Lump Sum vs Dollar Cost Averaging


how to save money in collegeThere are two types of people in the world: the ones who jump into the pool without hesitation and those who test the water first and slowly make their way in in increments. This same example can be used with investing. You can either invest all at once (lump sum investing) or slowly over time (dollar cost averaging). The question is: is one better than the other? The answer is….whatever you decide is best for you is the right choice.

Dollar Cost Averaging

Dollar cost averaging or DCA is a process that allows you to invest a small amount of money each month into an investment. This process is a way to take the emotions out of investing. By purchasing more shares each month you are guaranteeing that you buy low. Here’s how:

Each month you invest $100 into Fund ABC for 5 months. The share price each month is $25, $20, $22, $25, $30. As a result, you bought 4 shares the first month, 5 shares the second, 4.5 the third, 4 the fourth and 3.3 the fifth. You bought more shares when the price was low and less when the price was high. Additionally, your average cost of these shares is $23.95. The average share price over the past five months is $24.40. This means that your share cost is lower than the average share price meaning you increased your gain by $0.45. While this doesn’t seem like much, understand that this example only covers a five month period.

Lump Sum

Lump sum investing is just that: you invest everything at once. The theory behind this is that since markets tend to move in an upward direction, investing all of your money now allows it to grow more than if you slowly buy more shares as time goes on. This theory holds true when markets are moving up, but not so much when markets are dropping.

Which is Better?

I advise that people go with dollar cost averaging. The reasons are numerous. First, it allows you to invest with very little money. Many low cost mutual funds allow a lower initial investment is you set up an automatic purchase plan. The monthly amount can be as little as $50 and can even be quarterly as opposed to monthly.

Secondly, it takes emotions out of investing. The biggest mistake people make with investing is making rash decisions based on emotions. By dollar cost averaging, you take emotions out of the equation.

You cannot time the market. With dollar cost averaging, you don’t have to worry about if now is a good time to invest. Since you are continuously investing, it is always a good time to invest.
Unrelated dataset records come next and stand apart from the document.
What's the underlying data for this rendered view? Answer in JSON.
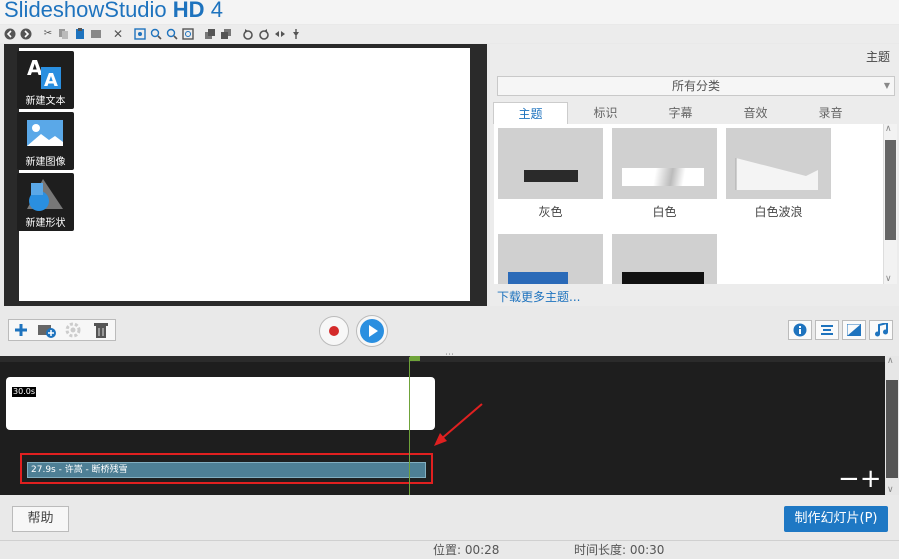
{
  "app": {
    "title_main": "SlideshowStudio",
    "title_suffix": "HD",
    "title_version": "4"
  },
  "toolbar": {
    "icons": [
      "undo-icon",
      "redo-icon",
      "cut-icon",
      "copy-icon",
      "paste-icon",
      "paste-special-icon",
      "delete-icon",
      "zoom-fit-icon",
      "zoom-in-icon",
      "zoom-out-icon",
      "zoom-actual-icon",
      "layer-forward-icon",
      "layer-back-icon",
      "rotate-left-icon",
      "rotate-right-icon",
      "flip-icon",
      "pin-icon"
    ]
  },
  "add_panel": {
    "new_text": "新建文本",
    "new_image": "新建图像",
    "new_shape": "新建形状"
  },
  "right_panel": {
    "header_label": "主题",
    "category": "所有分类",
    "tabs": [
      "主题",
      "标识",
      "字幕",
      "音效",
      "录音"
    ],
    "active_tab": 0,
    "themes": [
      {
        "name": "灰色"
      },
      {
        "name": "白色"
      },
      {
        "name": "白色波浪"
      },
      {
        "name": ""
      },
      {
        "name": ""
      }
    ],
    "more_link": "下载更多主题..."
  },
  "timeline": {
    "slide_duration": "30.0s",
    "audio_clip": "27.9s - 许嵩 - 断桥残雪",
    "zoom_out": "−",
    "zoom_in": "+"
  },
  "bottom": {
    "help": "帮助",
    "make_slideshow": "制作幻灯片(P)"
  },
  "status": {
    "position": "位置: 00:28",
    "duration": "时间长度: 00:30"
  },
  "colors": {
    "accent": "#1e73be",
    "timeline_bg": "#1e1e1e",
    "audio_clip": "#4e7f95",
    "highlight": "#e02020",
    "playhead": "#6fa33a"
  }
}
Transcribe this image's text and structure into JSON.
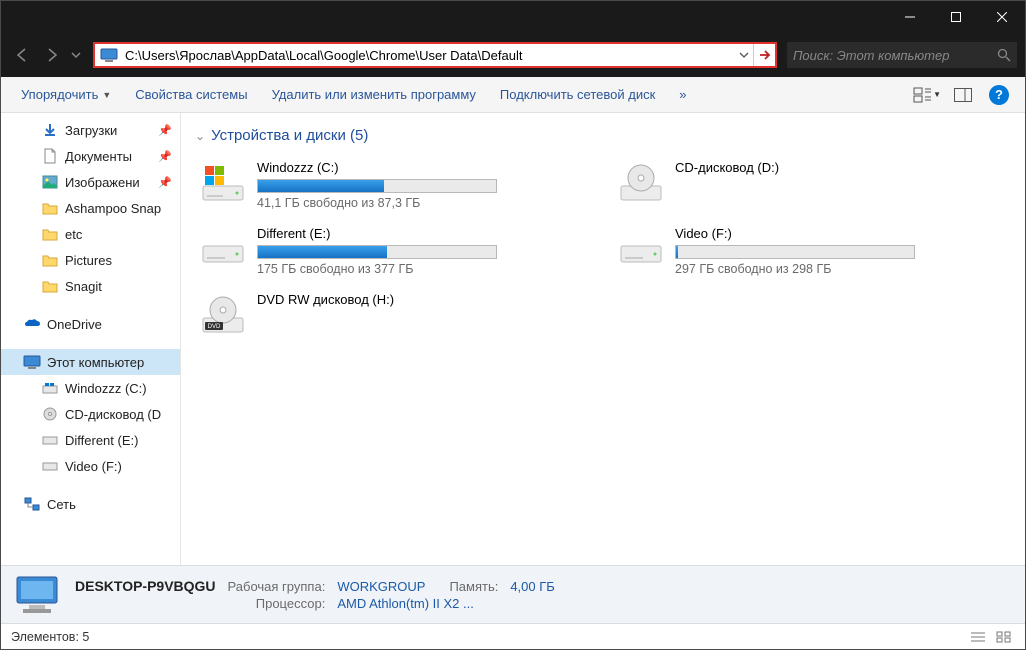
{
  "address_path": "C:\\Users\\Ярослав\\AppData\\Local\\Google\\Chrome\\User Data\\Default",
  "search_placeholder": "Поиск: Этот компьютер",
  "toolbar": {
    "organize": "Упорядочить",
    "properties": "Свойства системы",
    "uninstall": "Удалить или изменить программу",
    "map_drive": "Подключить сетевой диск",
    "more": "»"
  },
  "sidebar": {
    "downloads": "Загрузки",
    "documents": "Документы",
    "images": "Изображени",
    "ashampoo": "Ashampoo Snap",
    "etc": "etc",
    "pictures": "Pictures",
    "snagit": "Snagit",
    "onedrive": "OneDrive",
    "this_pc": "Этот компьютер",
    "drive_c": "Windozzz (C:)",
    "drive_d": "CD-дисковод (D",
    "drive_e": "Different (E:)",
    "drive_f": "Video (F:)",
    "network": "Сеть"
  },
  "group_header": "Устройства и диски (5)",
  "drives": {
    "c": {
      "name": "Windozzz (C:)",
      "free": "41,1 ГБ свободно из 87,3 ГБ",
      "fill_pct": 53
    },
    "d": {
      "name": "CD-дисковод (D:)"
    },
    "e": {
      "name": "Different (E:)",
      "free": "175 ГБ свободно из 377 ГБ",
      "fill_pct": 54
    },
    "f": {
      "name": "Video (F:)",
      "free": "297 ГБ свободно из 298 ГБ",
      "fill_pct": 1
    },
    "h": {
      "name": "DVD RW дисковод (H:)"
    }
  },
  "details": {
    "name": "DESKTOP-P9VBQGU",
    "workgroup_lbl": "Рабочая группа:",
    "workgroup_val": "WORKGROUP",
    "memory_lbl": "Память:",
    "memory_val": "4,00 ГБ",
    "cpu_lbl": "Процессор:",
    "cpu_val": "AMD Athlon(tm) II X2 ..."
  },
  "status_text": "Элементов: 5"
}
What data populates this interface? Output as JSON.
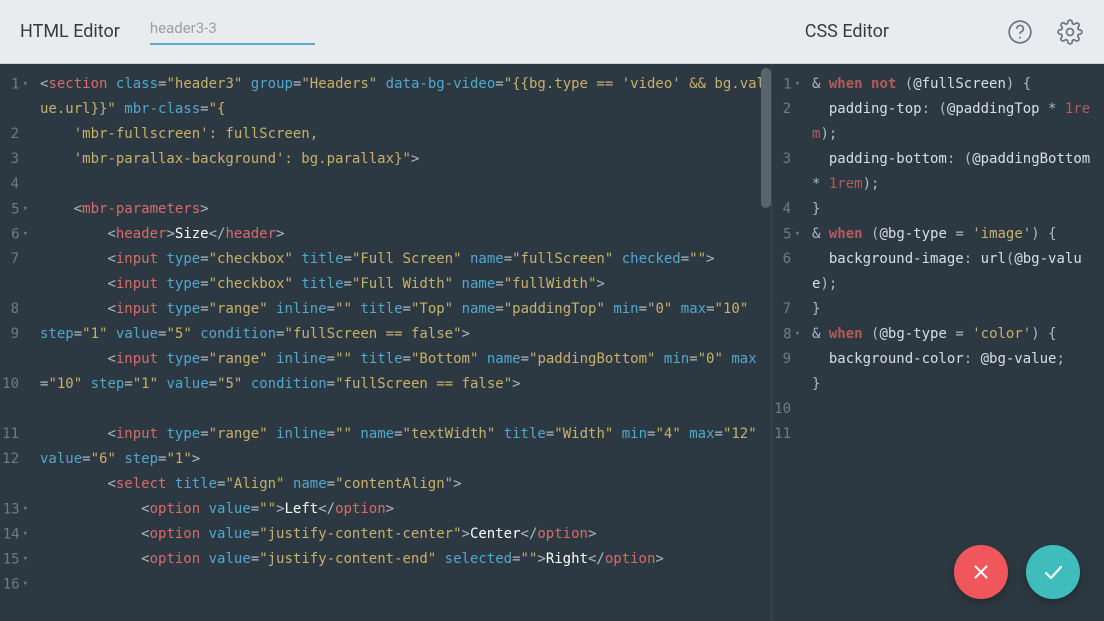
{
  "header": {
    "html_editor_title": "HTML Editor",
    "filename": "header3-3",
    "css_editor_title": "CSS Editor"
  },
  "icons": {
    "help": "help-icon",
    "settings": "gear-icon",
    "cancel": "close-icon",
    "confirm": "check-icon"
  },
  "html_code": {
    "lines": [
      {
        "num": "1",
        "fold": true
      },
      {
        "num": "2",
        "fold": false
      },
      {
        "num": "3",
        "fold": false
      },
      {
        "num": "4",
        "fold": false
      },
      {
        "num": "5",
        "fold": true
      },
      {
        "num": "6",
        "fold": true
      },
      {
        "num": "7",
        "fold": false
      },
      {
        "num": "8",
        "fold": false
      },
      {
        "num": "9",
        "fold": false
      },
      {
        "num": "10",
        "fold": false
      },
      {
        "num": "11",
        "fold": false
      },
      {
        "num": "12",
        "fold": false
      },
      {
        "num": "13",
        "fold": true
      },
      {
        "num": "14",
        "fold": true
      },
      {
        "num": "15",
        "fold": true
      },
      {
        "num": "16",
        "fold": true
      }
    ],
    "l1_open": "<",
    "l1_tag": "section",
    "l1_a1": "class",
    "l1_v1": "\"header3\"",
    "l1_a2": "group",
    "l1_v2": "\"Headers\"",
    "l1_a3": "data-bg-video",
    "l1_v3a": "\"{{bg.type == 'video' &amp;&amp; bg.value.url}}\"",
    "l1_a4": "mbr-class",
    "l1_v4": "\"{",
    "l2_text": "'mbr-fullscreen': fullScreen,",
    "l3_text": "'mbr-parallax-background': bg.parallax}\"",
    "l3_close": ">",
    "l5_tag": "mbr-parameters",
    "l6_tag": "header",
    "l6_text": "Size",
    "l7_tag": "input",
    "l7_a1": "type",
    "l7_v1": "\"checkbox\"",
    "l7_a2": "title",
    "l7_v2": "\"Full Screen\"",
    "l7_a3": "name",
    "l7_v3": "\"fullScreen\"",
    "l7_a4": "checked",
    "l7_v4": "\"\"",
    "l8_a2v": "\"Full Width\"",
    "l8_a3v": "\"fullWidth\"",
    "l9_typev": "\"range\"",
    "l9_inline": "inline",
    "l9_inlinev": "\"\"",
    "l9_titlev": "\"Top\"",
    "l9_namev": "\"paddingTop\"",
    "l9_min": "min",
    "l9_minv": "\"0\"",
    "l9_max": "max",
    "l9_maxv": "\"10\"",
    "l9_step": "step",
    "l9_stepv": "\"1\"",
    "l9_value": "value",
    "l9_valuev": "\"5\"",
    "l9_cond": "condition",
    "l9_condv": "\"fullScreen == false\"",
    "l10_titlev": "\"Bottom\"",
    "l10_namev": "\"paddingBottom\"",
    "l12_namev": "\"textWidth\"",
    "l12_titlev": "\"Width\"",
    "l12_minv": "\"4\"",
    "l12_maxv": "\"12\"",
    "l12_valuev": "\"6\"",
    "l12_stepv": "\"1\"",
    "l13_tag": "select",
    "l13_titlev": "\"Align\"",
    "l13_namev": "\"contentAlign\"",
    "l14_tag": "option",
    "l14_valuev": "\"\"",
    "l14_text": "Left",
    "l15_valuev": "\"justify-content-center\"",
    "l15_text": "Center",
    "l16_valuev": "\"justify-content-end\"",
    "l16_sel": "selected",
    "l16_selv": "\"\"",
    "l16_text": "Right"
  },
  "css_code": {
    "lines": [
      {
        "num": "1",
        "fold": true
      },
      {
        "num": "2",
        "fold": false
      },
      {
        "num": "3",
        "fold": false
      },
      {
        "num": "4",
        "fold": false
      },
      {
        "num": "5",
        "fold": true
      },
      {
        "num": "6",
        "fold": false
      },
      {
        "num": "7",
        "fold": false
      },
      {
        "num": "8",
        "fold": true
      },
      {
        "num": "9",
        "fold": false
      },
      {
        "num": "10",
        "fold": false
      },
      {
        "num": "11",
        "fold": false
      }
    ],
    "amp": "&",
    "when": "when",
    "not": "not",
    "fullscreen_var": "@fullScreen",
    "brace_open": "{",
    "brace_close": "}",
    "padding_top": "padding-top",
    "padding_bottom": "padding-bottom",
    "paddingTop_var": "@paddingTop",
    "paddingBottom_var": "@paddingBottom",
    "times": "*",
    "onerem": "1rem",
    "bgtype_var": "@bg-type",
    "eq": "=",
    "image_str": "'image'",
    "color_str": "'color'",
    "bg_image_prop": "background-image",
    "bg_color_prop": "background-color",
    "url_fn": "url",
    "bgvalue_var": "@bg-value"
  },
  "fab": {
    "cancel_color": "#f0575c",
    "confirm_color": "#3fbdbd"
  }
}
Even with these reasons, you may think that lump sum investing is better for you. And that is fine. Whatever makes you invest and save for your future is fine with me. I just want to get people thinking about their long term futures instead of the next five minutes.

2 thoughts on “Lump Sum vs Dollar Cost Averaging”

  1. I go with dollar cost only because thats what I can afford, it is a great way when one has limited earnings to still save SOMETHING while investing. Yet I have read and looked at charts that show lump sum investing over time can provide more interest in the long haul by considerable amounts. While my investing knowledge is quite limited I am curious to know if that would be an accurate statement or would it depend more on the dollar cost averaging at what prices you are buying the shares for on any given month that may be quite lower than if you lump summed it?

  2. Great read, I agree with many points. DCA does take emotion out of investing. Remember to diversify and allocate appropriate amounts to bonds/equity so that you can stay fully invested at all times no matter the market condition, bull or bear.